The black-and-white photo of Harper Hoani Spies was taken an hour and a half after his birth on Jan. 2. His mother, Jolene Spies, is a descendent of the Ngai Tahu tribe of the southern region of New Zealand, The Guardian reported. The photo was taken to show the sacred link between the placenta and the land in Maori culture, expressed in the Maori language by the same word, explained photographer Emma Jean Nolan in the Facebook post.

Welcome earthside sweet little HarperAs a Maori baby his placenta will now be returned to the land. The word 'whenua'...

Posted by Emma Jean Photography on Saturday, January 2, 2016

Nolan is also a trained midwife and said she wanted to take the image because many people have never seen a baby still connected to the placenta.  The Brisbane-based photographer told the Guardian Australia that the placenta burial practice isn’t common in western cultures.

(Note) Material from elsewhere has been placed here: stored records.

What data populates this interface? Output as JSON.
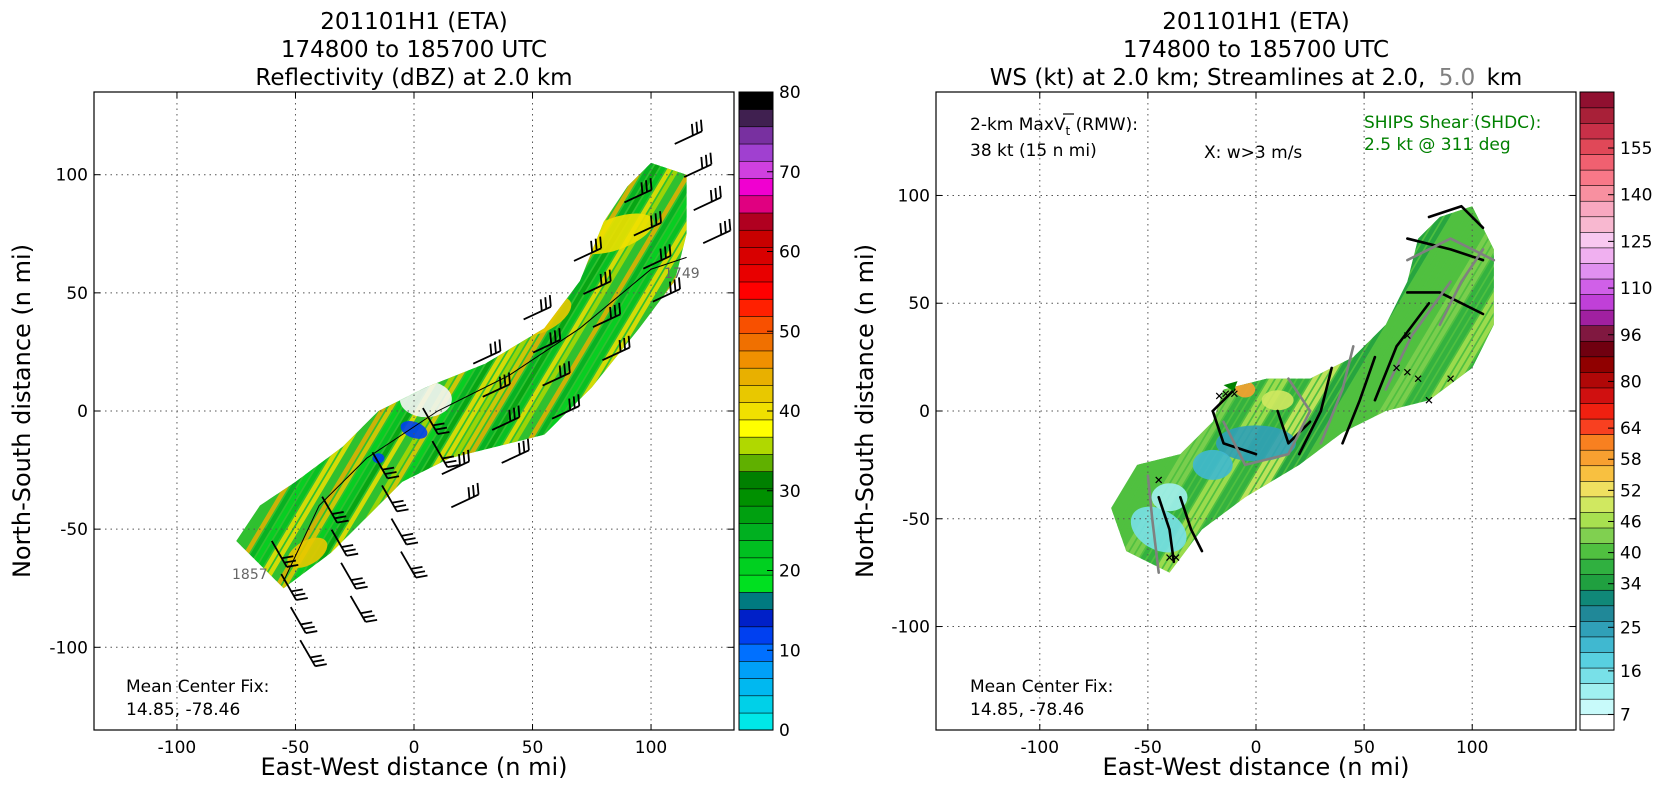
{
  "chart_data": [
    {
      "type": "heatmap",
      "title_lines": [
        "201101H1 (ETA)",
        "174800 to 185700 UTC",
        "Reflectivity (dBZ) at 2.0 km"
      ],
      "xlabel": "East-West distance (n mi)",
      "ylabel": "North-South distance (n mi)",
      "xlim": [
        -135,
        135
      ],
      "ylim": [
        -135,
        135
      ],
      "xticks": [
        -100,
        -50,
        0,
        50,
        100
      ],
      "yticks": [
        -100,
        -50,
        0,
        50,
        100
      ],
      "grid": true,
      "colorbar": {
        "min": 0,
        "max": 80,
        "ticks": [
          0,
          10,
          20,
          30,
          40,
          50,
          60,
          70,
          80
        ],
        "colors": [
          "#00e8e8",
          "#00d0e8",
          "#00b8f0",
          "#00a0f8",
          "#0070ff",
          "#0040f0",
          "#0020c8",
          "#007a80",
          "#00e020",
          "#00d020",
          "#00c020",
          "#00b020",
          "#00a010",
          "#009000",
          "#008000",
          "#60b000",
          "#b0d800",
          "#ffff00",
          "#f0e000",
          "#e8c800",
          "#e8b000",
          "#f09000",
          "#f07000",
          "#f85000",
          "#ff2000",
          "#ff0000",
          "#e80000",
          "#d80000",
          "#c80000",
          "#b00020",
          "#e00080",
          "#f000d0",
          "#d040e0",
          "#a040d0",
          "#7830a0",
          "#402050",
          "#000000"
        ]
      },
      "annotations": {
        "center_fix_label": "Mean Center Fix:",
        "center_fix_value": "14.85, -78.46",
        "track_start_label": "1857",
        "track_end_label": "1749"
      },
      "swath": [
        [
          -75,
          -55
        ],
        [
          -65,
          -40
        ],
        [
          -50,
          -30
        ],
        [
          -30,
          -15
        ],
        [
          -15,
          0
        ],
        [
          5,
          10
        ],
        [
          30,
          20
        ],
        [
          55,
          35
        ],
        [
          70,
          55
        ],
        [
          80,
          80
        ],
        [
          90,
          95
        ],
        [
          100,
          105
        ],
        [
          115,
          100
        ],
        [
          115,
          75
        ],
        [
          110,
          55
        ],
        [
          95,
          35
        ],
        [
          75,
          10
        ],
        [
          55,
          -10
        ],
        [
          35,
          -15
        ],
        [
          15,
          -20
        ],
        [
          -5,
          -30
        ],
        [
          -20,
          -45
        ],
        [
          -35,
          -60
        ],
        [
          -55,
          -75
        ]
      ]
    },
    {
      "type": "heatmap",
      "title_lines": [
        "201101H1 (ETA)",
        "174800 to 185700 UTC"
      ],
      "title_line3_parts": [
        "WS (kt) at 2.0 km; Streamlines at 2.0,",
        "5.0",
        "km"
      ],
      "xlabel": "East-West distance (n mi)",
      "ylabel": "North-South distance (n mi)",
      "xlim": [
        -148,
        148
      ],
      "ylim": [
        -148,
        148
      ],
      "xticks": [
        -100,
        -50,
        0,
        50,
        100
      ],
      "yticks": [
        -100,
        -50,
        0,
        50,
        100
      ],
      "grid": true,
      "colorbar": {
        "ticks": [
          7,
          16,
          25,
          34,
          40,
          46,
          52,
          58,
          64,
          80,
          96,
          110,
          125,
          140,
          155
        ],
        "colors": [
          "#ffffff",
          "#c8fafa",
          "#a0f0f0",
          "#78e0e8",
          "#58d0e0",
          "#40b8d0",
          "#30a0b8",
          "#208898",
          "#108878",
          "#20a040",
          "#30b040",
          "#50c040",
          "#80d050",
          "#a8e050",
          "#d0e860",
          "#f0e060",
          "#f8c040",
          "#f8a030",
          "#f88020",
          "#f84020",
          "#f02010",
          "#d01010",
          "#b00808",
          "#900000",
          "#700010",
          "#801840",
          "#a020a0",
          "#c040d8",
          "#d060e8",
          "#e090f0",
          "#f0b0f0",
          "#f8c8f0",
          "#f8b8d0",
          "#f8a8c0",
          "#f890a0",
          "#f87888",
          "#f06070",
          "#e04858",
          "#c83048",
          "#a82038",
          "#901030"
        ]
      },
      "annotations": {
        "max_vt_label": "2-km MaxV",
        "max_vt_sub": "t",
        "max_vt_suffix": " (RMW):",
        "max_vt_value": "38 kt (15 n mi)",
        "w_marker_note": "X: w>3 m/s",
        "shear_label": "SHIPS Shear (SHDC):",
        "shear_value": "2.5 kt @ 311 deg",
        "center_fix_label": "Mean Center Fix:",
        "center_fix_value": "14.85, -78.46"
      },
      "swath": [
        [
          -67,
          -45
        ],
        [
          -55,
          -25
        ],
        [
          -35,
          -20
        ],
        [
          -20,
          -5
        ],
        [
          -15,
          10
        ],
        [
          5,
          15
        ],
        [
          25,
          15
        ],
        [
          45,
          25
        ],
        [
          60,
          40
        ],
        [
          70,
          60
        ],
        [
          75,
          80
        ],
        [
          85,
          90
        ],
        [
          100,
          95
        ],
        [
          110,
          75
        ],
        [
          110,
          40
        ],
        [
          100,
          20
        ],
        [
          80,
          5
        ],
        [
          60,
          0
        ],
        [
          40,
          -10
        ],
        [
          20,
          -25
        ],
        [
          -5,
          -40
        ],
        [
          -25,
          -55
        ],
        [
          -40,
          -75
        ],
        [
          -60,
          -65
        ]
      ]
    }
  ]
}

“Even many people who live in Australia but who are from cultures that follow this practice often don’t do it,” she told the newspaper. “However, it is clear from the response to this post that there are a lot of people still doing it— many will go to the lengths of travelling home from overseas to bury it on their home land.”

Nolan posted on Friday that a company, Birth to Earth, donated a placenta planting pack for Harper.

"As a photographer, I am to empower women and show the world the beauty of motherhood in all its forms," Emma said, according to the Mirror.

The placenta, which provides oxygen and nutrients to developing fetuses, was in the news recently after Kim Kardashian announced she would have hers freeze-dried and would consume it after the birth of her second child, son Saint. According to research from Northwestern University, consuming the placenta after childbirth does not have health benefits— and may have risks.